Mike wondered why there weren’t any little Winslows running around. Victor had really liked children, he recalled. He’d been a swim instructor at the YMCA in Newport when they were in high school. Each summer, he’d given sailing lessons at First Beach.
It was just as well there weren’t any children, Mike realized. What kind of kid needed to grow up hearing that his mother had killed his father?
He set the wood in a stack by the door.
She didn’t thank him, but pointed to a corner of the ceiling. “That’s what I meant about the roof,” she said.
Streaks of mildew stained the ceiling and wall. “Fixable,” he said. “I’d have to take a closer look.”
She folded her arms in front of her. “I never said—”
“Neither did I,” he interrupted. “I’m just looking.”
“You must have a lot of time on your hands.”
“Yeah, well, it’s the slow season.” He strolled into the next room, a tall narrow kitchen with ancient linoleum rubbed bare in places, an old scrubbed pine table and a big cast-iron sink. Stuck to the window with a suction cup was a bird made of colored glass. The humming refrigerator bore a collection of cartoon-character magnets, scrawled notes and lists. The room smelled faintly of spices and dish soap. “This is original cabinetry work,” he commented. “Nice, but it’s got the worst paint job I’ve ever seen.”
She ran a hand over a cabinet door, thickly coated with glossy seafoam green. “One of my great-aunts, I think.” She winced and turned her hand over, studying her palm. A row of livid blisters, some broken, covered the base of her fingers.
“You should wear gloves when you chop wood,” he said.
“Uh-huh.”
Without thinking, he took hold of her wrist. She reacted instantly, trying to pull away.
“You need to clean this up,” he said, leading her over to the sink and turning on the cold water. He felt strangely aware of the fragile bones of her wrist, the smooth, delicate skin in his grip.
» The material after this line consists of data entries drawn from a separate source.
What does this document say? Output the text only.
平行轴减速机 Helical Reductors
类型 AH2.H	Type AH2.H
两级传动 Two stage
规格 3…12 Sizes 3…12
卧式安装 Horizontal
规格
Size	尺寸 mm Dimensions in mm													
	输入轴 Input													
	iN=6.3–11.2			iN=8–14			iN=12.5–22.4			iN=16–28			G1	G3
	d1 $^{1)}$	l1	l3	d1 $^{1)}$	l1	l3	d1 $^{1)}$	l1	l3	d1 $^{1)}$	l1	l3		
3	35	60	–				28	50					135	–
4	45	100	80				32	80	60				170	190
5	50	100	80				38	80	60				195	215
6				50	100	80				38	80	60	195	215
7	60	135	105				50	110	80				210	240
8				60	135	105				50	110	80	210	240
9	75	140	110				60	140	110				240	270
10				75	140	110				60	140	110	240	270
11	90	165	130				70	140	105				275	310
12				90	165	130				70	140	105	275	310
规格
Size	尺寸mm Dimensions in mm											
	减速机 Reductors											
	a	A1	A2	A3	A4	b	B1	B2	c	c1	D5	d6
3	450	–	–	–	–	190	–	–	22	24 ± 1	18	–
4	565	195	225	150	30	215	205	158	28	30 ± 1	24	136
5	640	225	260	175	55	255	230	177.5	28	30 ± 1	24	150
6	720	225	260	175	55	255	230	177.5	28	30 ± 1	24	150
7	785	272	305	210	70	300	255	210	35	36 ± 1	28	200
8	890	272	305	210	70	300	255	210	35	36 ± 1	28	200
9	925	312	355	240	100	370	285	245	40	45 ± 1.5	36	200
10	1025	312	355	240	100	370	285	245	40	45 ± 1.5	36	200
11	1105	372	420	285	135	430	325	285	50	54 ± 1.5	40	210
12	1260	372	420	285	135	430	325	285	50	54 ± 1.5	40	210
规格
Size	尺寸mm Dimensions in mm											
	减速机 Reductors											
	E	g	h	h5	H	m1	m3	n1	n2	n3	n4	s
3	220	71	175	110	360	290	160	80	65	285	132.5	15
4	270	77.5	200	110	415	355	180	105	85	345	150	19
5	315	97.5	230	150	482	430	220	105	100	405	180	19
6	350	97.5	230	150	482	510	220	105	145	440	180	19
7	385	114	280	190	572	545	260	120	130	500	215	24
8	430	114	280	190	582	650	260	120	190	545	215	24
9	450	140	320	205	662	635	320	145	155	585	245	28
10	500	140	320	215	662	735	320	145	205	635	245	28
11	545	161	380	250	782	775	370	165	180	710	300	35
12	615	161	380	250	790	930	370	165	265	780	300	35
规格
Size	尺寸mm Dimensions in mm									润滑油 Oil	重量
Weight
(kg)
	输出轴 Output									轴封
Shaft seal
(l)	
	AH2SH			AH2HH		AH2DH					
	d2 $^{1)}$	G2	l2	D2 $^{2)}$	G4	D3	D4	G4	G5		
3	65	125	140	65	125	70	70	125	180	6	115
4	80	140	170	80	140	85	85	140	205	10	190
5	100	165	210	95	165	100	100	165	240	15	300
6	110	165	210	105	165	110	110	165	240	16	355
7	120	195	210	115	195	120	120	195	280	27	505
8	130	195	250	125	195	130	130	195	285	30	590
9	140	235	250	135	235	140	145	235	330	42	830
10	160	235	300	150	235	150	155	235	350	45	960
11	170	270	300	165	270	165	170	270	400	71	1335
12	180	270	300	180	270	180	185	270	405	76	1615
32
She had bluish ink stains on her fingers.
He stuck her hand under the stream of cool water. It probably stung, but she didn’t flinch. “Let’s see the other hand,” he said.
More blisters. He made her rinse that one, too, and while she did, he got a couple of paper towels to pat them dry. He cradled her hand in his, palm up, making a nest of his own hand around hers. “Do you have a first-aid kit around here somewhere?”
“This is not a major medical emergency,” she said.
“If you don’t cover up these open blisters, they could get infected.”
“Whatever.” She rummaged around in the cabinet under the sink and produced an ancient Girl Scout kit. Poking through it, he found a roll of gauze and tape, and a bottle of Mercurochrome so ancient its cap was rusted.
“You’re not coming near me with that stuff. I was traumatized by it as a kid.”
He pitched it into the trash can under the sink. “Probably toxic by now anyway.” Taking her hand, he wrapped the gauze and loosely taped it in place.
As he tended to the other hand, she held up the first, turning it this way and that. “Now I know you’re a dad. Good field dressing,” she said, flexing her fist. “I look like a prizefighter.”